They may need to be resent, since I'm not sure there is a single patch
series that contains all the patches.

--Steve
Kalra, Ashish Aug. 18, 2021, 12:04 a.m. UTC | #3
Hello Steve,

On Tue, Aug 17, 2021 at 03:50:22PM -0700, Steve Rutherford wrote:
> On Tue, Jun 29, 2021 at 8:14 AM Ashish Kalra <Ashish.Kalra@amd.com> wrote:
> >
> > From: Ashish Kalra <ashish.kalra@amd.com>
> >
> > Reset the host's shared pages list related to kernel
> > specific page encryption status settings before we load a
> > new kernel by kexec. We cannot reset the complete
> > shared pages list here as we need to retain the
> > UEFI/OVMF firmware specific settings.
> >
> > The host's shared pages list is maintained for the
> > guest to keep track of all unencrypted guest memory regions,
> > therefore we need to explicitly mark all shared pages as
> > encrypted again before rebooting into the new guest kernel.
> >
> > Signed-off-by: Ashish Kalra <ashish.kalra@amd.com>
> > ---
> >  arch/x86/kernel/kvm.c | 25 +++++++++++++++++++++++++
> >  1 file changed, 25 insertions(+)
> >
> > diff --git a/arch/x86/kernel/kvm.c b/arch/x86/kernel/kvm.c
> > index a014c9bb5066..a55712ee58a1 100644
> > --- a/arch/x86/kernel/kvm.c
> > +++ b/arch/x86/kernel/kvm.c
> > @@ -869,10 +869,35 @@ static void __init kvm_init_platform(void)
> >         if (sev_active() &&
> >             kvm_para_has_feature(KVM_FEATURE_MIGRATION_CONTROL)) {
> >                 unsigned long nr_pages;
> > +               int i;
> >
> >                 pv_ops.mmu.notify_page_enc_status_changed =
> >                         kvm_sev_hc_page_enc_status;
> >
> > +               /*
> > +                * Reset the host's shared pages list related to kernel
> > +                * specific page encryption status settings before we load a
> > +                * new kernel by kexec. Reset the page encryption status
> > +                * during early boot intead of just before kexec to avoid SMP
> > +                * races during kvm_pv_guest_cpu_reboot().
> > +                * NOTE: We cannot reset the complete shared pages list
> > +                * here as we need to retain the UEFI/OVMF firmware
> > +                * specific settings.
> > +                */
> > +
> > +               for (i = 0; i < e820_table->nr_entries; i++) {
> > +                       struct e820_entry *entry = &e820_table->entries[i];
> > +
> > +                       if (entry->type != E820_TYPE_RAM)
> > +                               continue;
> > +
> > +                       nr_pages = DIV_ROUND_UP(entry->size, PAGE_SIZE);
> > +
> > +                       kvm_hypercall3(KVM_HC_MAP_GPA_RANGE, entry->addr,
> > +                                      nr_pages,
> > +                                      KVM_MAP_GPA_RANGE_ENCRYPTED | KVM_MAP_GPA_RANGE_PAGE_SZ_4K);
> > +               }
> > +
> >                 /*
> >                  * Ensure that _bss_decrypted section is marked as decrypted in the
> >                  * shared pages list.
> > --
> > 2.17.1
> >
> I believe this entire series has been reviewed. Is there any appetite
> to queue these for 915?
> They may need to be resent, since I'm not sure there is a single patch
> series that contains all the patches.
> 

I believe that there are couple or more patches still pending an ACK.

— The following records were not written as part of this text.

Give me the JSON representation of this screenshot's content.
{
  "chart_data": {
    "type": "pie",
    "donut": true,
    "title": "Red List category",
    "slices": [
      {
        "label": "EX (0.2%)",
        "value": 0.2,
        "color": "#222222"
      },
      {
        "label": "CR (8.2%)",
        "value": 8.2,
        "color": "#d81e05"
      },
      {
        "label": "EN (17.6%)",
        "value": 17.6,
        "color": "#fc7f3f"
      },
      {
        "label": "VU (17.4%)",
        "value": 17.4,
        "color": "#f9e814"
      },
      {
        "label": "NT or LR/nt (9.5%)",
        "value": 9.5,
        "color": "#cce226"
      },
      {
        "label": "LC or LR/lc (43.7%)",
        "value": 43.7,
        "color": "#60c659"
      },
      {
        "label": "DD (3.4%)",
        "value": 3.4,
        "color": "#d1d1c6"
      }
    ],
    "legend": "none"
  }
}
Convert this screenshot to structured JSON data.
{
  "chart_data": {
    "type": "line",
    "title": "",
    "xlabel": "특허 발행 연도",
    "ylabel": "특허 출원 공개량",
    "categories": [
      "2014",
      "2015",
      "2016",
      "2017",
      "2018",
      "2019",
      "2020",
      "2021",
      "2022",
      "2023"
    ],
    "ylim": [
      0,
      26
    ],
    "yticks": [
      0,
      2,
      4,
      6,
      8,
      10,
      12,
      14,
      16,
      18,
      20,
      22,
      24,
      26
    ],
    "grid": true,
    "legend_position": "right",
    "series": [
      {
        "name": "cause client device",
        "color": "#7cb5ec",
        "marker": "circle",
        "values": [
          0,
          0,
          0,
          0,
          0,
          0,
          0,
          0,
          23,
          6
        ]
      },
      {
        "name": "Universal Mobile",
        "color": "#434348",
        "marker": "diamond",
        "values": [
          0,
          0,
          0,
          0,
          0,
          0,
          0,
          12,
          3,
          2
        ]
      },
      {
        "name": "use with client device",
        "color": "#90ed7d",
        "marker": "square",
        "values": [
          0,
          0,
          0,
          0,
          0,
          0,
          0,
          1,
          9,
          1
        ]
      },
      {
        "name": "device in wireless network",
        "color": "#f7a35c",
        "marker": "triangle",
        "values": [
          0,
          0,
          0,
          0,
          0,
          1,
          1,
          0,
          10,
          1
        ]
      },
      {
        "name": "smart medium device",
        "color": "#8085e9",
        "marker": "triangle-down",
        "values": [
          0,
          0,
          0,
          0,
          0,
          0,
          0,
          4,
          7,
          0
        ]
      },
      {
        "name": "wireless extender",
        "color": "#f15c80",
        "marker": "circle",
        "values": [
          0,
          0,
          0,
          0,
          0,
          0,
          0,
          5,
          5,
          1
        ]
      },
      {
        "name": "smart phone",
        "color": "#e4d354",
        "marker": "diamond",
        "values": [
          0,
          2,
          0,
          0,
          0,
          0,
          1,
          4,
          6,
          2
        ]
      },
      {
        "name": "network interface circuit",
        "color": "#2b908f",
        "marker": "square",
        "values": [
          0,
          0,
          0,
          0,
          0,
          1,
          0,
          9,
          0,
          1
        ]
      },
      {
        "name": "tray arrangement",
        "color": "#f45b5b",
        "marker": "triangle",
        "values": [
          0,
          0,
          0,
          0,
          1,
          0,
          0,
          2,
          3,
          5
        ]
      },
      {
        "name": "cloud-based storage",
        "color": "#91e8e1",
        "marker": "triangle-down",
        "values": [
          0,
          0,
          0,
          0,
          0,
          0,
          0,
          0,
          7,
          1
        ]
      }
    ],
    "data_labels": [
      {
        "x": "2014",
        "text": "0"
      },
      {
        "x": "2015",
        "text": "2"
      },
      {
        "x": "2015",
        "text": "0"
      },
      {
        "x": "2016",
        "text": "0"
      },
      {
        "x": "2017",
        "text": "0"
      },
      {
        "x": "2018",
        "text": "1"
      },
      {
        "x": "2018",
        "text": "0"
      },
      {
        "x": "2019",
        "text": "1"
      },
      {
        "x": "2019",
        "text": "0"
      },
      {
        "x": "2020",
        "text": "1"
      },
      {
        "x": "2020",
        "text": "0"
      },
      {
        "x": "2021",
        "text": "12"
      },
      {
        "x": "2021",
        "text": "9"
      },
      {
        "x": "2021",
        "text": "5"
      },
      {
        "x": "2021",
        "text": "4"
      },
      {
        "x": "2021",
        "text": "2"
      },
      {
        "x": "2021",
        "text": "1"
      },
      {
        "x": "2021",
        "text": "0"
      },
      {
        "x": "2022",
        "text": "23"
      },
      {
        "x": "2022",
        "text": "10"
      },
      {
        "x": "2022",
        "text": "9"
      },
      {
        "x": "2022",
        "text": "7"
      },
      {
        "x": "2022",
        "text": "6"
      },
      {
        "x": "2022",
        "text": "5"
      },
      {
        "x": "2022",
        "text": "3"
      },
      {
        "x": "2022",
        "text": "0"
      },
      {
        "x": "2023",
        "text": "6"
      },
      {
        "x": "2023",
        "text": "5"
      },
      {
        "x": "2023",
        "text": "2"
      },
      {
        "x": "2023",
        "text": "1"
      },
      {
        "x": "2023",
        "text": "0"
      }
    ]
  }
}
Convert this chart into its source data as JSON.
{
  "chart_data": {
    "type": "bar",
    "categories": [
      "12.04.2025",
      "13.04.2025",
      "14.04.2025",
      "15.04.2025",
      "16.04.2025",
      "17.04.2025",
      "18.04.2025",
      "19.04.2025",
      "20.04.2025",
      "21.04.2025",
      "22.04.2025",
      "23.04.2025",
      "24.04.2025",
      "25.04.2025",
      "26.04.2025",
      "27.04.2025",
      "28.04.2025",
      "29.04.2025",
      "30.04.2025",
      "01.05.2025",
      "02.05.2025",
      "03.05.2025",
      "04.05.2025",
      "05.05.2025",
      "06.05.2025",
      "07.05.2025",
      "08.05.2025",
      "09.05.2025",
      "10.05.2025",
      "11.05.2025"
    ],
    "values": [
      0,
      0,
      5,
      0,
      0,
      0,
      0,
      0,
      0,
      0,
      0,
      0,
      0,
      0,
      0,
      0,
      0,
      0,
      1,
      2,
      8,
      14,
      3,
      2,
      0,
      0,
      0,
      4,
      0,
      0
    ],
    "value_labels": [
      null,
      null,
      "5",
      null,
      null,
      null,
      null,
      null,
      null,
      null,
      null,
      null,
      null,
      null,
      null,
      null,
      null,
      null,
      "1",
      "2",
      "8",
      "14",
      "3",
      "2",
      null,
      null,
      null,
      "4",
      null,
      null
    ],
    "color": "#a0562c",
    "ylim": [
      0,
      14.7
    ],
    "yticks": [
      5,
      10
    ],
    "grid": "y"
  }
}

Patch#1 of this series which basically inverts the KVM hypercall from
VMCALL to VMMCALL probably needs an ack from either Sean or 
Paolo.

While Patch #4 was ack'ed by Boris, it still has a dependency on Patch
#1. 

Patch #5 & #6 need to be ack'ed by Boris, again have dependency on Patch
#1.

I am more than happy to send this guest kernel and guest API patch-set
for live migration again.

Please note that this guest kernel and guest API patch-set which is
essentially guest hypercall invocations are needed for both in-guest
migration and PSP based migration as they are used for tracking guest
page(s) encryption status.

Thanks,
Ashish
diff mbox series

Patch

diff --git a/arch/x86/kernel/kvm.c b/arch/x86/kernel/kvm.c
index a014c9bb5066..a55712ee58a1 100644
--- a/arch/x86/kernel/kvm.c
+++ b/arch/x86/kernel/kvm.c
@@ -869,10 +869,35 @@  static void __init kvm_init_platform(void)
 	if (sev_active() &&
 	    kvm_para_has_feature(KVM_FEATURE_MIGRATION_CONTROL)) {
 		unsigned long nr_pages;
+		int i;
 
 		pv_ops.mmu.notify_page_enc_status_changed =
 			kvm_sev_hc_page_enc_status;
 
+		/*
+		 * Reset the host's shared pages list related to kernel
+		 * specific page encryption status settings before we load a
+		 * new kernel by kexec. Reset the page encryption status
+		 * during early boot intead of just before kexec to avoid SMP
+		 * races during kvm_pv_guest_cpu_reboot().
+		 * NOTE: We cannot reset the complete shared pages list
+		 * here as we need to retain the UEFI/OVMF firmware
+		 * specific settings.
+		 */
+
+		for (i = 0; i < e820_table->nr_entries; i++) {
+			struct e820_entry *entry = &e820_table->entries[i];
+
+			if (entry->type != E820_TYPE_RAM)
+				continue;
+
+			nr_pages = DIV_ROUND_UP(entry->size, PAGE_SIZE);
+
+			kvm_hypercall3(KVM_HC_MAP_GPA_RANGE, entry->addr,
+				       nr_pages,
+				       KVM_MAP_GPA_RANGE_ENCRYPTED | KVM_MAP_GPA_RANGE_PAGE_SZ_4K);
+		}
+
 		/*
 		 * Ensure that _bss_decrypted section is marked as decrypted in the
 		 * shared pages list.